GadgetGuru & StaticRed
GadgetGuru GadgetGuru
Hey, StaticRed, how about we dive into building a modular synthesizer that can also generate glitch art on the fly? I’ve been tinkering with Eurorack modules and think we could layer some microcontrollers to introduce controlled chaos. It’s precise enough for me, but gives you the unpredictable pattern play you love. What do you think?
StaticRed StaticRed
Yeah, that’s a sweet mashup of order and noise. Let’s add a microcontroller that flips modulation wheels, injects random CV bursts, and spits out pixelated bursts on the screen.

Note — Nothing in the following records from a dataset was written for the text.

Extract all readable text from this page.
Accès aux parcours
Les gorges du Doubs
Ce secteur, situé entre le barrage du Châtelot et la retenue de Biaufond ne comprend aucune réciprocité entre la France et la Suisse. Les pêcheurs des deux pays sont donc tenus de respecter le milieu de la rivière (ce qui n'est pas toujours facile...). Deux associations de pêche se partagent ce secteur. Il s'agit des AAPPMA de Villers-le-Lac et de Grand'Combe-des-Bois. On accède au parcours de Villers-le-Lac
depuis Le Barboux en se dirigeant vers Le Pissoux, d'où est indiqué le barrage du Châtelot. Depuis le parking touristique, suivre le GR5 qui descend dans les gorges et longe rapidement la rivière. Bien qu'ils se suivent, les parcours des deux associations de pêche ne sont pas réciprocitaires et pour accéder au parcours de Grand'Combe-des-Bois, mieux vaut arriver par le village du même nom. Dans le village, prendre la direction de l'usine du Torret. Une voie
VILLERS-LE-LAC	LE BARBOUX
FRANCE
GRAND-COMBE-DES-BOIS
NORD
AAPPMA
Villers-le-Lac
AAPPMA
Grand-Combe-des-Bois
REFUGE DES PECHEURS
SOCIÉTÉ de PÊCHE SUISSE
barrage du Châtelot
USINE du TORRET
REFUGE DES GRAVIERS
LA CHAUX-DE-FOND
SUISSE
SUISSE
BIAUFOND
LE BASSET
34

Keep the timing tight, but throw in a few glitch loops that rewrite themselves every few bars—who knows what pattern will emerge? I’m all in, just make sure we keep the backup power for the inevitable system resets.
GadgetGuru GadgetGuru
Sounds great, let’s start with a 5V microcontroller—maybe a Teensy 4.1 for speed. Use a dedicated 5V regulator and a 12V/5Ah UPS to keep the boards alive during glitches. For the CV bursts, add a DAC with a 50k‑resistor ladder so the micro can nudge the knob in micro‑steps. And for the pixelated bursts, hook up a small TFT and write a routine that pulls the screen buffer from RAM, scrambles it in a deterministic PRNG loop, then refreshes every four bars. That way we keep the timing tight and give you the random rewrite you crave. Let’s sketch the pinouts and start coding. Ready?
StaticRed StaticRed
Nice specs, that’s a recipe for chaos. Pinouts are mine, code is yours—just remember to add a failsafe watchdog so the board doesn’t glitch out on itself. Let’s kick off the soldering, but keep an eye on that 12V line, it can become a rogue rave if you let it. Ready to break some rules?